2. Human life has several aspects: social, religious, economic and political—but economics is concerned only with the economic aspect of life.
3. Promotion of welfare is the ultimate goal, but the term welfare is used in a narrow sense to meet material welfare only.

According to Edwin Cannan, "the aim of political economy or Economics is the explanation of the general causes on which the material welfare of human beings depend".

Marshall clearly explains that economic activity is different from other activity. For example,
 If a student visits a friend who is ill, it is a social activity,
 If a person give his vote in an election, it is a political activity.
 If a person goes to church/temple it is a religious activity.

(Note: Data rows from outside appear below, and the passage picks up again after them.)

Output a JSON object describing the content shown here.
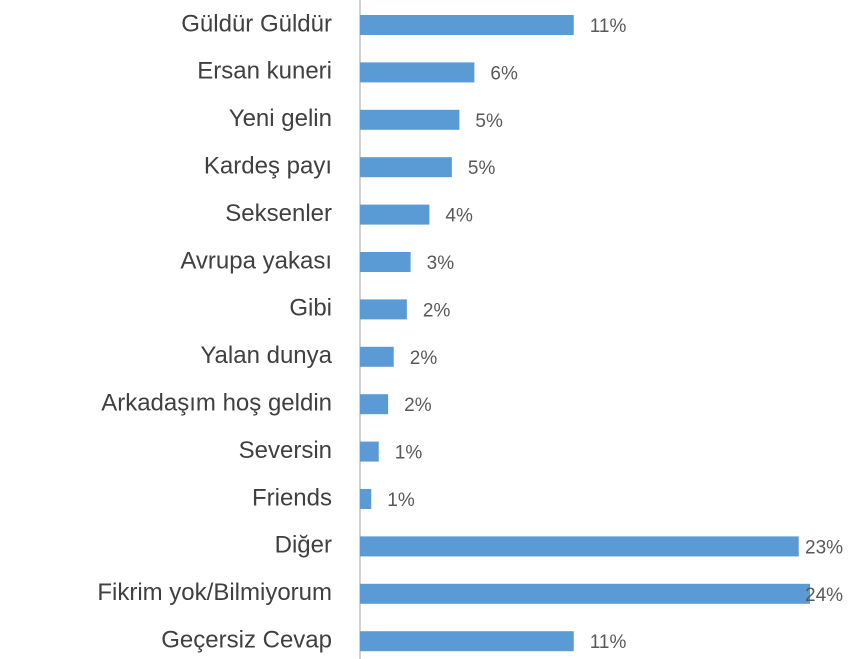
{
  "chart_data": {
    "type": "bar",
    "orientation": "horizontal",
    "categories": [
      "Güldür Güldür",
      "Ersan kuneri",
      "Yeni gelin",
      "Kardeş payı",
      "Seksenler",
      "Avrupa yakası",
      "Gibi",
      "Yalan dunya",
      "Arkadaşım hoş geldin",
      "Seversin",
      "Friends",
      "Diğer",
      "Fikrim yok/Bilmiyorum",
      "Geçersiz Cevap"
    ],
    "values": [
      11.4,
      6.1,
      5.3,
      4.9,
      3.7,
      2.7,
      2.5,
      1.8,
      1.5,
      1.0,
      0.6,
      23.4,
      24.0,
      11.4
    ],
    "value_labels": [
      "11%",
      "6%",
      "5%",
      "5%",
      "4%",
      "3%",
      "2%",
      "2%",
      "2%",
      "1%",
      "1%",
      "23%",
      "24%",
      "11%"
    ],
    "color": "#5b9bd5",
    "xlim": [
      0,
      26
    ]
  }
}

Marshall defines economic activity as separate from the above activities. A farmer who toils in the field, or a worker on an assembly, are performing an economic activity: they work to increase their material welfare (primarily by earning money). Money buys goods or services that satisfy wants. In other words, economics deals with effort, wants, and the satisfaction of those wants.

== Impact on economics ==
Followers in the neoclassical tradition, such as William Beveridge and Arthur Pigou have continued to define economics in terms of material economic welfare. According to Pigou, "the range of enquiry becomes restricted to that part of social welfare that can be brought directly or indirectly into relation with the measuring rod of money".

== Criticism ==
Marshall’s definition has been criticized by more recent economists, including Lionel Robbins. Robbins' criticisms include:

(1) Narrows down the scope of economics. Marshall distinguishes between material and non-material welfare, and confines economics to the study of material welfare. Robbins feels that economists should pay attention to material welfare. There are things that are "non-material" but they promote human welfare. Robbins cites “the services of doctors, lawyers, teachers, dancers, engineers, professors". These goods "satisfy our wants and are scarce in supply”. Some economists feel that Marshall's definition of "material" includes both goods and services, and that Robbins is either misreading Marshall's text, or creating a straw man argument.

(2) Assumes equivalency between welfare and economic activity. For Robbins, there are economic activities which do not promote human welfare. For example, the sale of cocaine or heroin. Here Robbins says, “Why talk of welfare at all? Why not throw away the mask altogether”.

(3) It is a vague concept. According to Robbins, “welfare” is a vague concept to use to define economics because it is subjective. Economics is a quantitative science; but welfare cannot be quantitatively measured, and two persons cannot agree on what creates or improves welfare.

(4) It involves value judgement. Finally the word “welfare” in Marshall’s definition brings economics to the realm of ethics. Robbins would prefer that economics remain neutral in assessing the results of economic transactions.

== Economic welfare ==
Broadly, economic welfare is the level of prosperity and standard of living of either an individual or a group of persons. In the field of economics, it specifically refers to utility gained through the achievement of material goods and services. In other words, it refers to that part of social welfare that can be fulfilled through economic activity.

According to Roefie Hueting, welfare is dependent on factors like employment, income distribution, labour conditions, leisure time, production and the scarce possible uses of the environmental functions.

Economic welfare is measured in different ways, depending on the preferences of those measuring it. Factors used to measure the economic welfare of a population, include: GDP, literacy, access to health care, and assessments of environmental quality.